“Art exists to keep in circulation those spiritual forces, such as æsthetic emotion, which are denied in ordinary human communications.

“Photography has released art from its ancient burden of representation,” etc., etc.

With the spirit of this manifesto Mendel was in agreement, though he could make but little of its letter. He refused to agree to it because so much talk seemed to him unnecessary.

“If we can say what we mean to say in paint, then we need not talk. If we cannot say it in paint, then we have no right to talk.”

“You’d soon bring the world to a standstill,” said Logan, “if you limited talk to the people who have a right to it. It is just those people who never open their mouths. I think it is criminal of them, just out of shyness and disgust, to give the buffoons and knaves an open field.”

“All the same,” grunted Mendel, “I am not going to agree to the manifesto. People will read it and laugh at it, and never look at the pictures. You seem to think of everything but them. I wonder you don’t set up as a dealer.”

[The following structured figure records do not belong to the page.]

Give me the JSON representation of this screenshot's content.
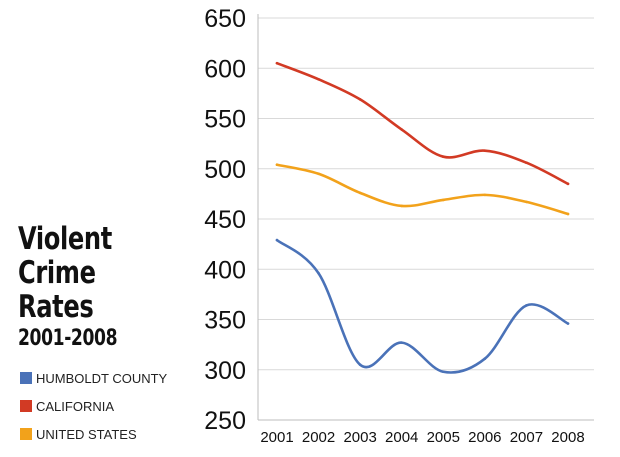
{
  "chart_data": {
    "type": "line",
    "title_lines": [
      "Violent",
      "Crime",
      "Rates"
    ],
    "subtitle": "2001-2008",
    "categories": [
      "2001",
      "2002",
      "2003",
      "2004",
      "2005",
      "2006",
      "2007",
      "2008"
    ],
    "ylim": [
      250,
      650
    ],
    "yticks": [
      "250",
      "300",
      "350",
      "400",
      "450",
      "500",
      "550",
      "600",
      "650"
    ],
    "grid": true,
    "legend_position": "left",
    "series": [
      {
        "name": "HUMBOLDT COUNTY",
        "color": "#4a72b8",
        "values": [
          429,
          396,
          305,
          327,
          298,
          311,
          364,
          346
        ]
      },
      {
        "name": "CALIFORNIA",
        "color": "#d23a24",
        "values": [
          605,
          589,
          569,
          539,
          512,
          518,
          506,
          485
        ]
      },
      {
        "name": "UNITED STATES",
        "color": "#f2a21b",
        "values": [
          504,
          495,
          476,
          463,
          469,
          474,
          467,
          455
        ]
      }
    ]
  }
}
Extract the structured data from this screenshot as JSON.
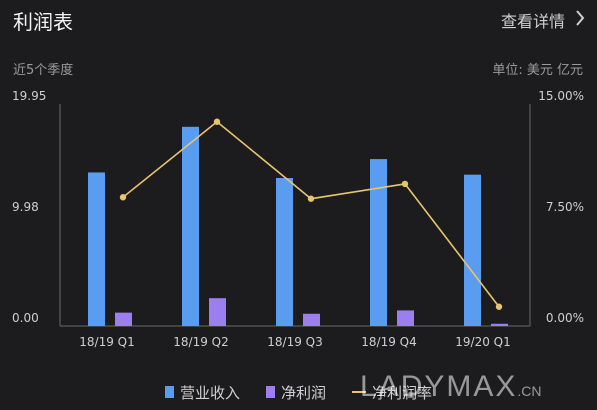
{
  "header": {
    "title": "利润表",
    "detail_label": "查看详情",
    "period_label": "近5个季度",
    "unit_label": "单位: 美元 亿元"
  },
  "chart_data": {
    "type": "bar",
    "categories": [
      "18/19 Q1",
      "18/19 Q2",
      "18/19 Q3",
      "18/19 Q4",
      "19/20 Q1"
    ],
    "series": [
      {
        "name": "营业收入",
        "kind": "bar",
        "axis": "left",
        "color": "#5a9cf0",
        "values": [
          13.8,
          17.9,
          13.3,
          15.0,
          13.6
        ]
      },
      {
        "name": "净利润",
        "kind": "bar",
        "axis": "left",
        "color": "#9b7ff0",
        "values": [
          1.2,
          2.5,
          1.1,
          1.4,
          0.2
        ]
      },
      {
        "name": "净利润率",
        "kind": "line",
        "axis": "right",
        "color": "#e8c56c",
        "values": [
          8.7,
          13.8,
          8.6,
          9.6,
          1.3
        ]
      }
    ],
    "left_axis": {
      "ticks": [
        "0.00",
        "9.98",
        "19.95"
      ],
      "tick_values": [
        0,
        9.98,
        19.95
      ],
      "range": [
        0,
        19.95
      ]
    },
    "right_axis": {
      "ticks": [
        "0.00%",
        "7.50%",
        "15.00%"
      ],
      "tick_values": [
        0,
        7.5,
        15.0
      ],
      "range": [
        0,
        15.0
      ]
    },
    "grid": false,
    "legend_position": "bottom"
  },
  "watermark": {
    "text": "LADYMAX",
    "suffix": ".CN"
  },
  "colors": {
    "background": "#1c1c1e",
    "axis": "#6a6a6a"
  },
  "icons": {
    "detail": "chevron-right-icon"
  }
}
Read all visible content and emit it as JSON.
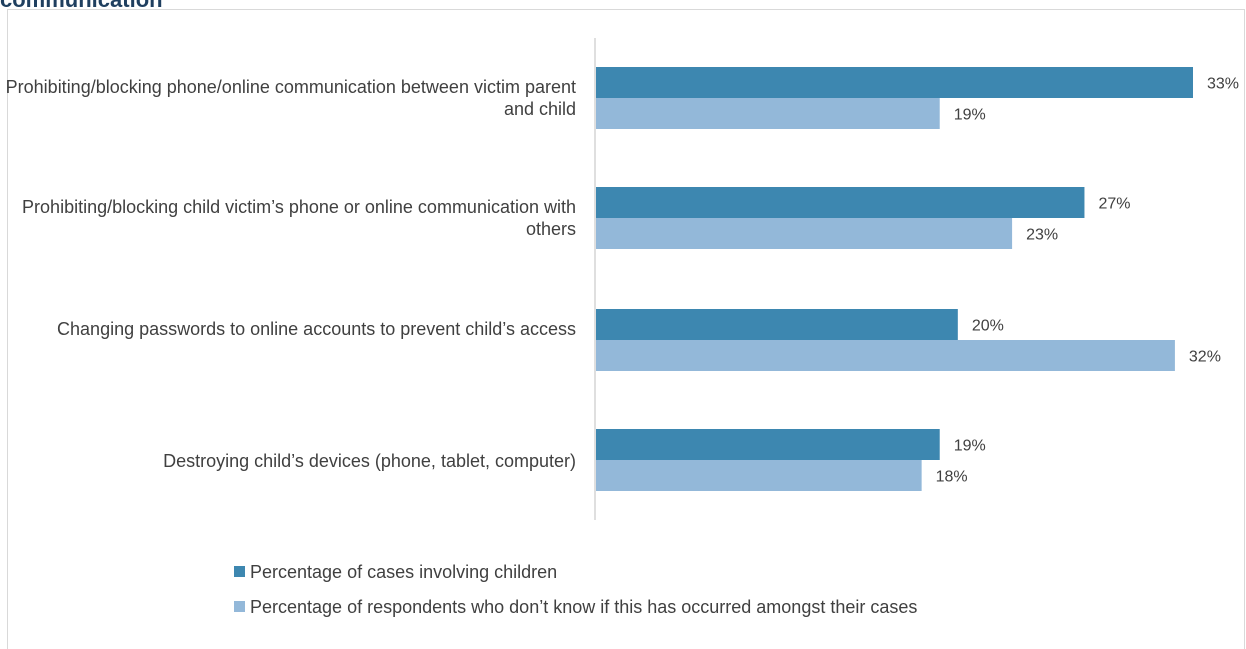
{
  "title": "communication",
  "colors": {
    "series1": "#3d87b0",
    "series2": "#93b8d9",
    "axis": "#bfbfbf",
    "text": "#404040"
  },
  "chart_data": {
    "type": "bar",
    "orientation": "horizontal",
    "title": "communication",
    "categories": [
      "Prohibiting/blocking phone/online communication between victim parent and child",
      "Prohibiting/blocking child victim’s phone or online communication with others",
      "Changing passwords to online accounts to prevent child’s access",
      "Destroying child’s devices (phone, tablet, computer)"
    ],
    "series": [
      {
        "name": "Percentage of cases involving children",
        "values": [
          33,
          27,
          20,
          19
        ],
        "labels": [
          "33%",
          "27%",
          "20%",
          "19%"
        ]
      },
      {
        "name": "Percentage of respondents who don’t know if this has occurred amongst their cases",
        "values": [
          19,
          23,
          32,
          18
        ],
        "labels": [
          "19%",
          "23%",
          "32%",
          "18%"
        ]
      }
    ],
    "xlim": [
      0,
      33
    ],
    "grid": false,
    "legend": "bottom"
  },
  "legend": [
    "Percentage of cases involving children",
    "Percentage of respondents who don’t know if this has occurred amongst their cases"
  ]
}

“You’re overworking,” said Logan, “that’s what you are doing. And directly the exhibition is open I shall pack you off to Brighton.”

Already a week before the opening they began to feel that the eyes of London were upon them. They crept about the streets half-shamefacedly like conspirators, relaxed and wary, waiting for the moment when their triumph should send their shoulders back and their heads up, and they would march together through a London which owed its salvation to them. Not since his portrait had appeared in the Yiddish paper had Mendel been so defiant and so morosely arrogant.

He was ill with excitement and could not do a stroke of work. Every minute of the day he spent with Logan and Oliver, to whom Tysoe was often added. He dined with them at the Pot-au-Feu, took them all out to lunch and tea at places like Richmond and Kew, had them to his house, and was squeezed by the approaching success to buy Logan’s two largest pictures before the public could have access to them.

“They are masterpieces!” he cried, swinging his long hands, “absolute masterpieces! You don’t know how much good it does me to be with you two. Absolutely sincere, you are! That’s what I like about you. Sincere! One looks for sincerity in vain everywhere else. Sincerity has vanished from the theatre, the novel, music, poetry. I suppose it is democracy—letting the public in behind the scenes, so that they see through all the tricks.”